Skip to comments.Senators brush off White House defense bill veto threat (Ayotte Guantanamo Amendment Attached)
Posted on 12/05/2012 6:01:55 AM PST by what's up
Senators appeared unconcerned Thursday by a White House threat to veto the defense policy bill they are considering on the floor, evidently confident they can get the legislation into a form that President Barack Obama would ultimately sign.
The White House Office of Management and Budget announced that if the bill in its present form were passed, it would face a veto over restrictions on Guantánamo Bay detainees, the makeup of the armed forces, its support for certain weapons programs and other details. It was the second time the White House has threatened to veto the National Defense Authorization Act this year. Earlier, it also issued a detailed veto warning about the bill that ultimately was passed by the House.

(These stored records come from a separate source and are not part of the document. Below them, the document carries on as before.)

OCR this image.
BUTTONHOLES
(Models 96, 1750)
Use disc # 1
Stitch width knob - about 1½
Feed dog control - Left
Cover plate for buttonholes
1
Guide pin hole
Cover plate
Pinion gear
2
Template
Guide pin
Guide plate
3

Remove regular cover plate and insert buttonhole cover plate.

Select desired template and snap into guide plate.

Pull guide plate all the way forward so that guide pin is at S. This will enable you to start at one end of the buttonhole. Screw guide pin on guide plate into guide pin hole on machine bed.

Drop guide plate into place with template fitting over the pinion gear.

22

(Excerpt) Read more at politico.com ...
The bill passed easily with Democratic support despite Obama threatening a veto.
One thing I would appreciate in a future NDAA is a “utilitarianism procurement” philosophy. That is, if a system is so useful that the military uses it far more than a higher tech version, then there should be “replenishment” contracts made.
For example, the B-52 bomber (~$70m each) is an antique, but it is so incredibly inexpensive, low maintenance and durable as a bomber that it is used far more than several successor generations of bombers. Though it is not a “high tech war” bomber, the vast majority of the time we don’t *need* such bombers.
Another good example is the A-10 Thunderbolt II “Warthog” (~$15m each). Though the Air Force wants to replace these wonderful CAS aircraft with drones, there are limitations to drones that just cannot be overcome, such as severe damage recovery and return. Plus a pilot can make better and faster decisions than can a remote pilot.
As such, while drones have their place, A-10s make a wonderful complement to them. Though practically speaking, they should be flown by Army Aviation instead of relying on the Air Force for CAS.
But the real effort should be put into practical ship design for the US Navy. They have reached a point where they expect fewer and fewer ships to do more and more, which is asking for trouble in the “quantity vs. quality rule”. The USN needs a lot of “cheap and cheerful” lower tech ships to do its support and low level weapons activities.